Your friend tells you how much she adores your cats and frequently comes over to play with them, your young niece asks Santa for a kitty, an elderly neighbor living alone loses her cat of 20 years.
Saving a life by adopting a cat – or any animal for that matter – from a shelter and surprising a friend or relative with a kitten seems perfectly in line with concepts we associate with the holidays:
- Helping the less fortunate (in this case the animals)
- Thinking of others (the lonely neighbor)
- Giving (often in grand unexpected ways)
Not to mention the images we’ve seen in movies and advertisements of an impossibly cute fluffy kitten with a big red bow under the Christmas tree being discovered by an overjoyed child Christmas morning.
Still, if you’d asked my what I thought about giving a cat – or any pet – as a gift, my answer without skipping a beat would have be an unequivocal “NO! Of course not!” It seemed like common sense to me that this was a terrible idea. Most kids tire of their toys after a few days – or even hours. What would they do with a live animal that doesn’t always do what it’s told?
I’d heard stories of people obtaining unwanted cats from friends who’d received them as gifts by well-meaning friends. Or what about everything we’ve been told about the right cat finding you, and making sure you feel a connection with an animal before taking it home?
So you can only imagine my surprise when I began doing research on the subject and found that studies on this subject contradicted my beliefs. I was only able to find opinion pieces, anecdotal stories or one-off shelter statistics that supported the concept that giving a pet as a gift was a bad idea.

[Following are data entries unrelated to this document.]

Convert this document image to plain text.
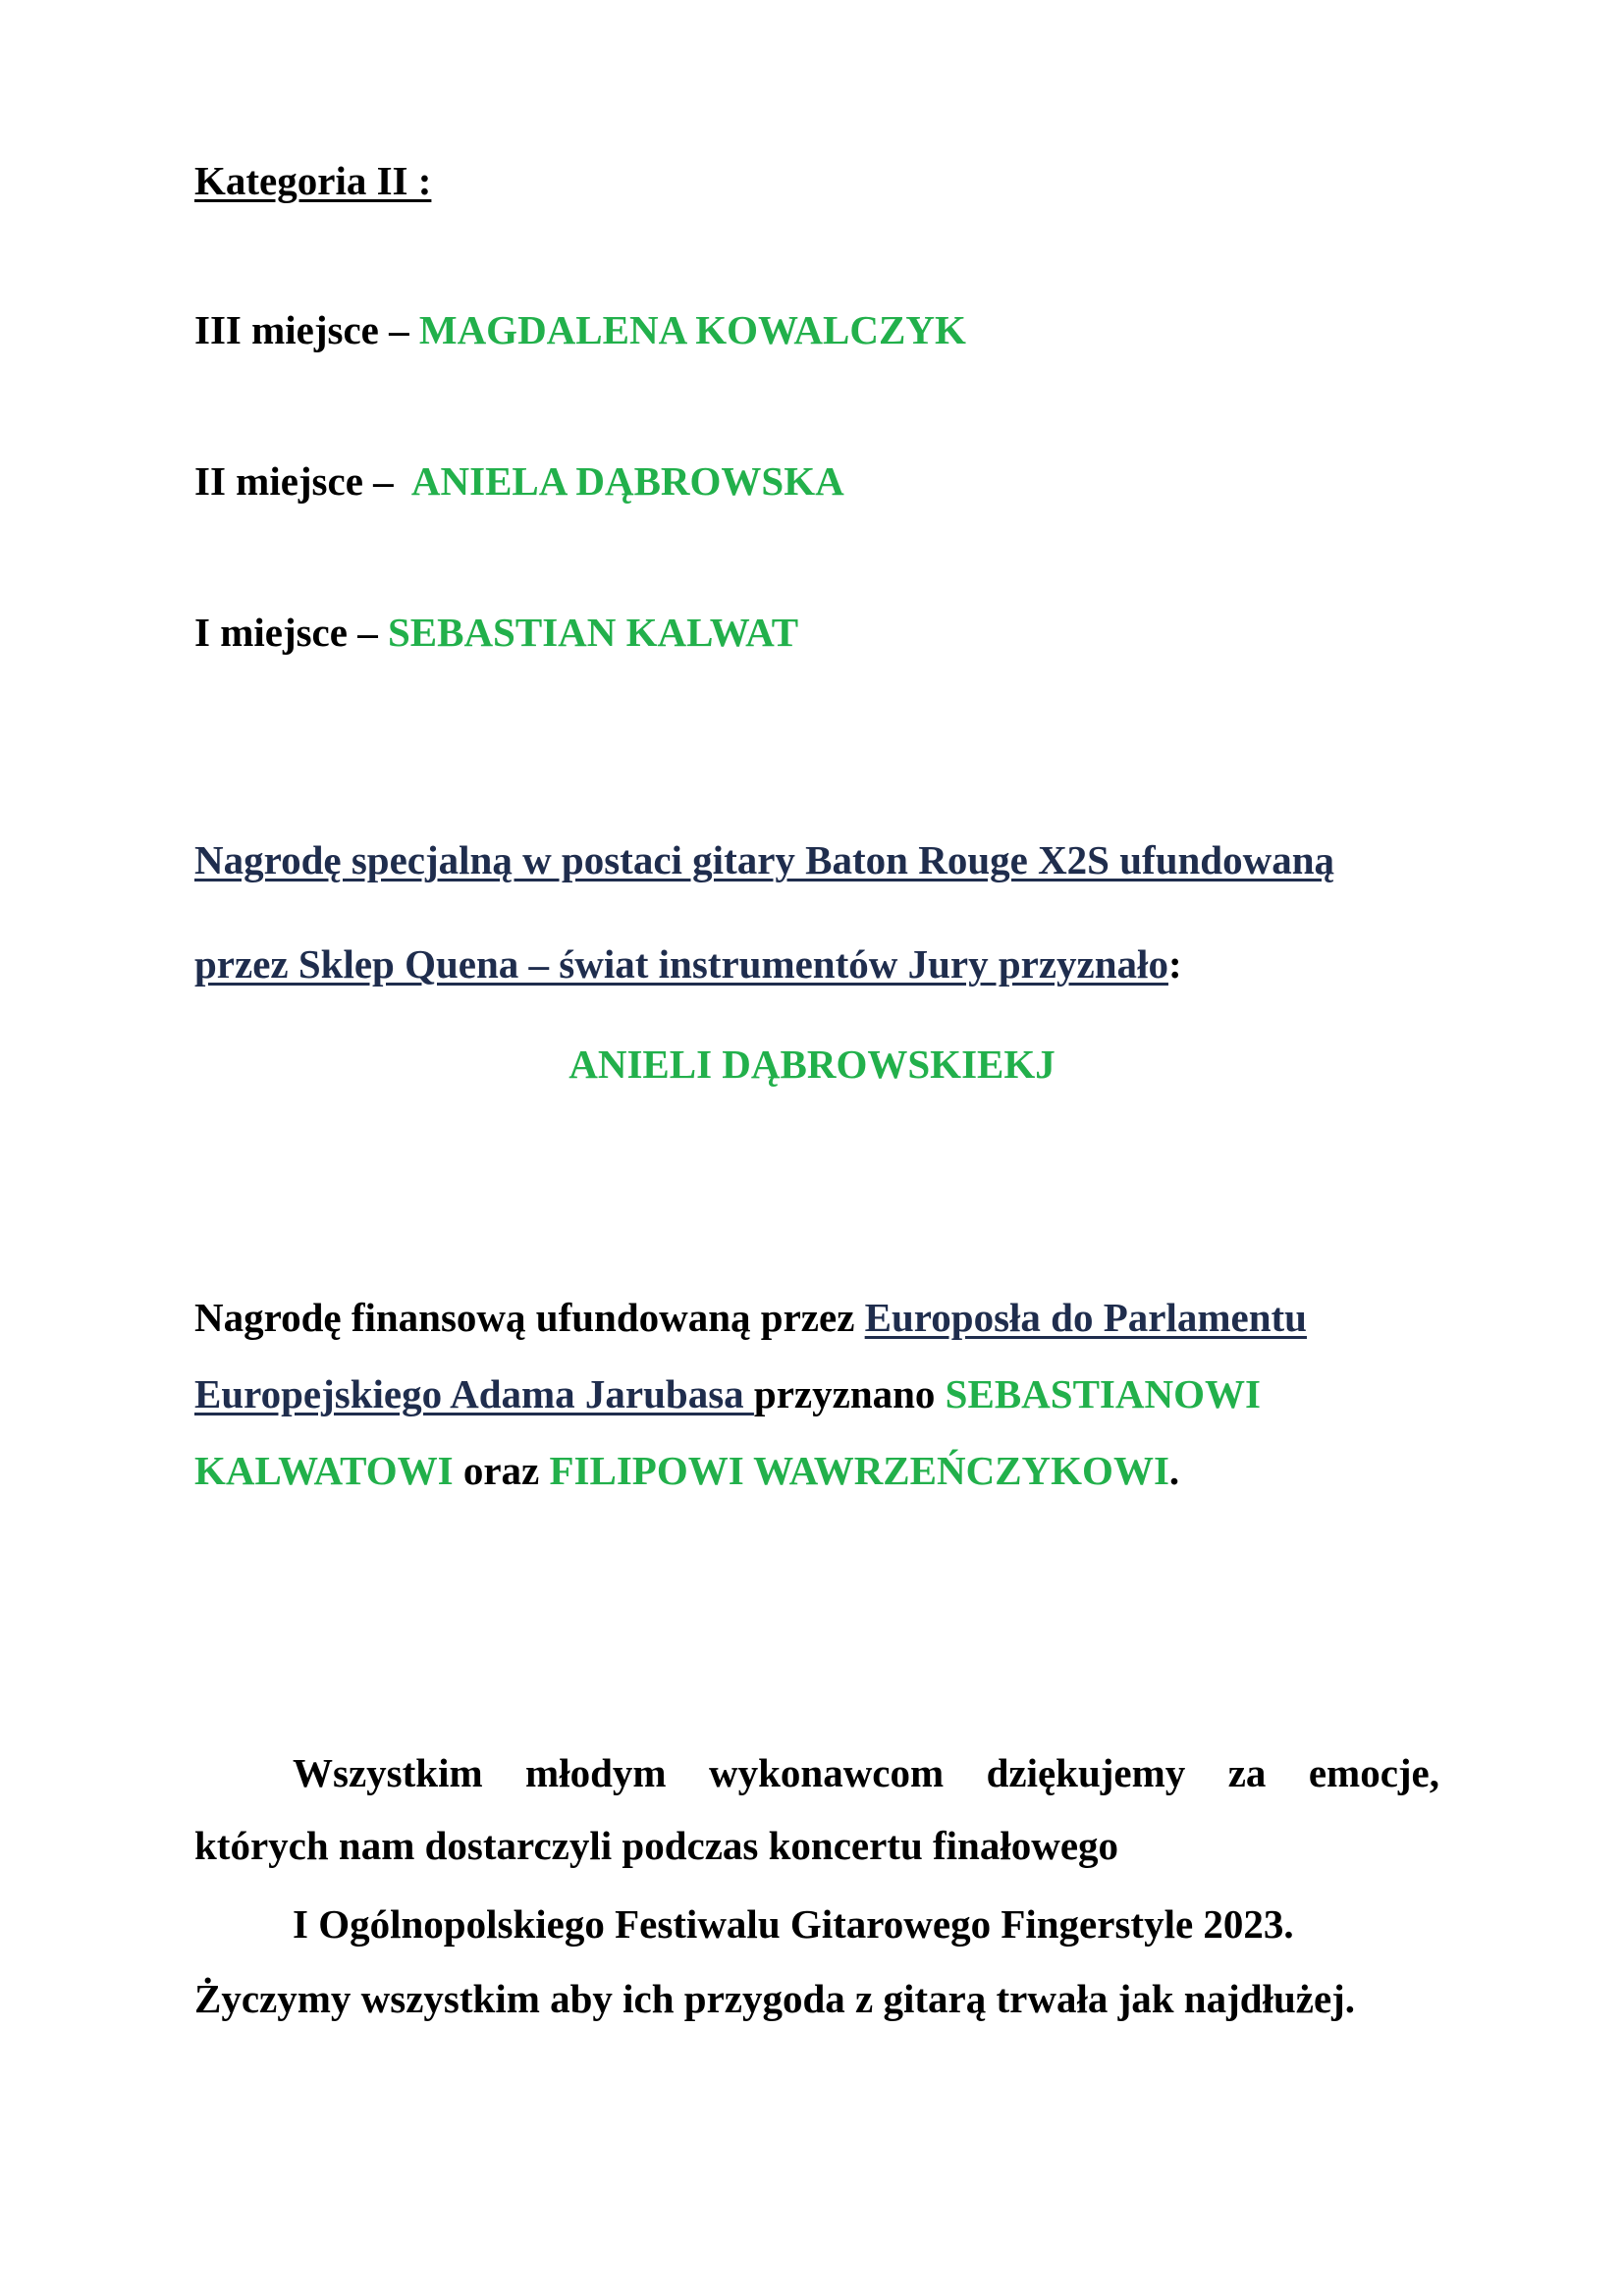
Kategoria II :
III miejsce – MAGDALENA KOWALCZYK
II miejsce –  ANIELA DĄBROWSKA
I miejsce – SEBASTIAN KALWAT
Nagrodę specjalną w postaci gitary Baton Rouge X2S ufundowaną
przez Sklep Quena – świat instrumentów Jury przyznało:
ANIELI DĄBROWSKIEKJ
Nagrodę finansową ufundowaną przez Europosła do Parlamentu
Europejskiego Adama Jarubasa przyznano SEBASTIANOWI
KALWATOWI oraz FILIPOWI WAWRZEŃCZYKOWI.
Wszystkim młodym wykonawcom dziękujemy za emocje,
których nam dostarczyli podczas koncertu finałowego
I Ogólnopolskiego Festiwalu Gitarowego Fingerstyle 2023.
Życzymy wszystkim aby ich przygoda z gitarą trwała jak najdłużej.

That shelter surrenders/returns went up after the holidays because of unwanted pets having been received as gifts.
In fact a 2013 study commissioned by the American Society for the Prevention of Cruelty to Animal (ASPCA), the most recent study I was able to find, discovered that pets given as gifts – even as a surprise gift – were not at greater risk of being returned and were not loved any less than those selected by the pet parent. Several rescue groups have taken this study as an opportunity to encourage gifting pets around the holidays and some will even make Christmas Day deliveries.
While a widely held cultural belief may have been disproved, an important myth to bust in the effort to increase the “live release rate” in this country (meaning fewer animals will be euthanized), I do not believe it should be interpreted as permission to indiscriminately gift kittens this holiday season.

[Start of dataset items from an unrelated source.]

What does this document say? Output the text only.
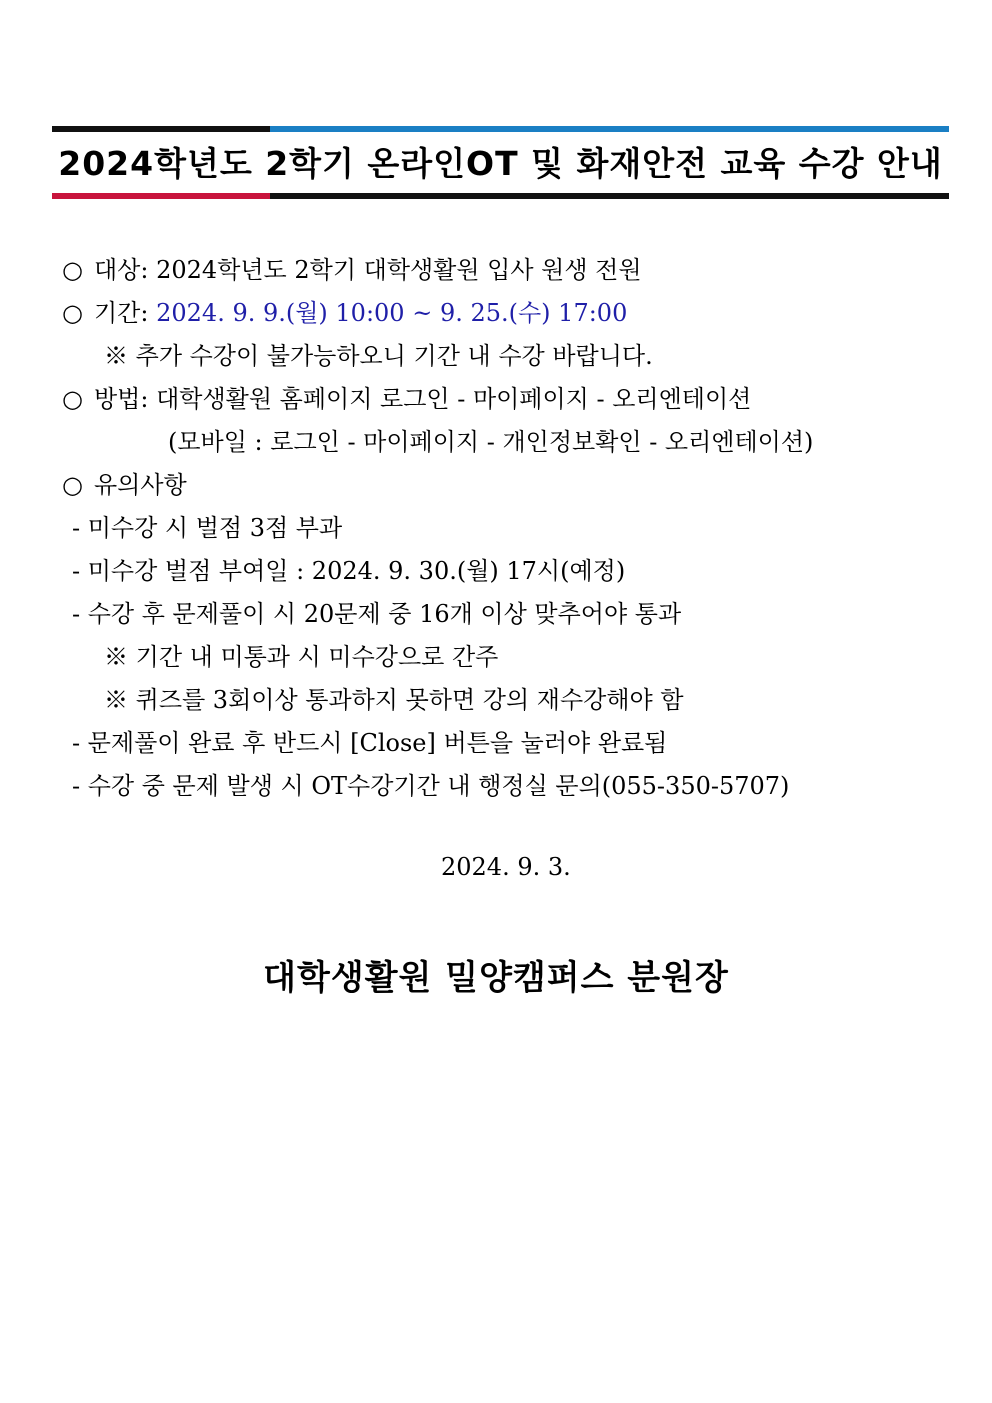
2024학년도 2학기 온라인OT 및 화재안전 교육 수강 안내
○ 대상: 2024학년도 2학기 대학생활원 입사 원생 전원
○ 기간: 2024. 9. 9.(월) 10:00 ~ 9. 25.(수) 17:00
※ 추가 수강이 불가능하오니 기간 내 수강 바랍니다.
○ 방법: 대학생활원 홈페이지 로그인 - 마이페이지 - 오리엔테이션
(모바일 : 로그인 - 마이페이지 - 개인정보확인 - 오리엔테이션)
○ 유의사항
- 미수강 시 벌점 3점 부과
- 미수강 벌점 부여일 : 2024. 9. 30.(월) 17시(예정)
- 수강 후 문제풀이 시 20문제 중 16개 이상 맞추어야 통과
※ 기간 내 미통과 시 미수강으로 간주
※ 퀴즈를 3회이상 통과하지 못하면 강의 재수강해야 함
- 문제풀이 완료 후 반드시 [Close] 버튼을 눌러야 완료됨
- 수강 중 문제 발생 시 OT수강기간 내 행정실 문의(055-350-5707)
2024. 9. 3.
대학생활원 밀양캠퍼스 분원장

The ASPCA website even recommends, “the giving of pets as gifts only to people who have expressed a sustained interest in owning one, and the ability to care for it responsibly.”
Great attention must be paid to this statement, and thought given to what it really means. Do not give a cat or dog to someone you don’t know well. Be confident the recipient wants to open their home and heart to a kitten or cat and is able and willing to make the financial commitment – in sickness and health. You should know this person well enough to understand the temperament of the cat that would make the best match, and be sure their lifestyle is well suited for this new family addition.
Your friend who loves cats may often say she wishes she had a cat, but there may be a bevy of reasons she doesn’t have one yet. Do you know what they are? Perhaps her roommate is allergic, she hates the idea of scooping a litter box or her apartment building doesn’t allow pets.
The gift of an animal is one that keeps on giving. The average lifespan of an indoor cat the US is 15 years. Over the course of a 15 year lifespan, the expenses to care for a cat are on average $7,500. And that doesn’t account for costs associated with illness (vet visits, hospital stay, prescriptions, special food), ER visits, or pet insurance.
A cute high energy kitten with a 15 year lifespan may not be the best idea for a Senior family member or friend. Perhaps you should consider an adult cat with a more mellow temperament. Are your nieces parents on board with welcoming an animal into their home? Are they ready to take on the financial responsibility for the next 15+ years?
If in doubt, there are other ways to gift a cat this Christmas:
- Create an IOU that promises you will pay for the adoption fee of a cat and place it under the tree with a stuffed animal representation. For an adult, purchase a cat carrier and make a date to go to the shelter together to select an appropriate feline companion.
- If your niece’s parents aren’t up for the commitment of a cat, consider an electronic cat toy that purrs and moves (yes they exist).
- For the cat lover who may not be ready or able to receive a cat, sponsor a cat in his or her name. Places like Tabby’s Place in New Jersey have “pet sponsorships” to help pay for costs associated with a specific cat (often one with special medical needs). The recipient of the gift will receive letters with photos and updates allowing for a personal connection with a specific cat in place of a general donation (if the shelter or sanctuary is close by, they may even be able to visit their sponsored kitty!).
So while the commonly held belief that pets are off-limits as gifts is being challenged – wonderful news when it comes to getting more cats adopted, particularly since their live release rate is lower than that of dogs – it’s my belief that it’s not a decision that should be made lightly. My only hope is to raise food for thought before you fall in love with a fluffy cute kitten and decide she or he would make the perfect surprise gift this holiday season.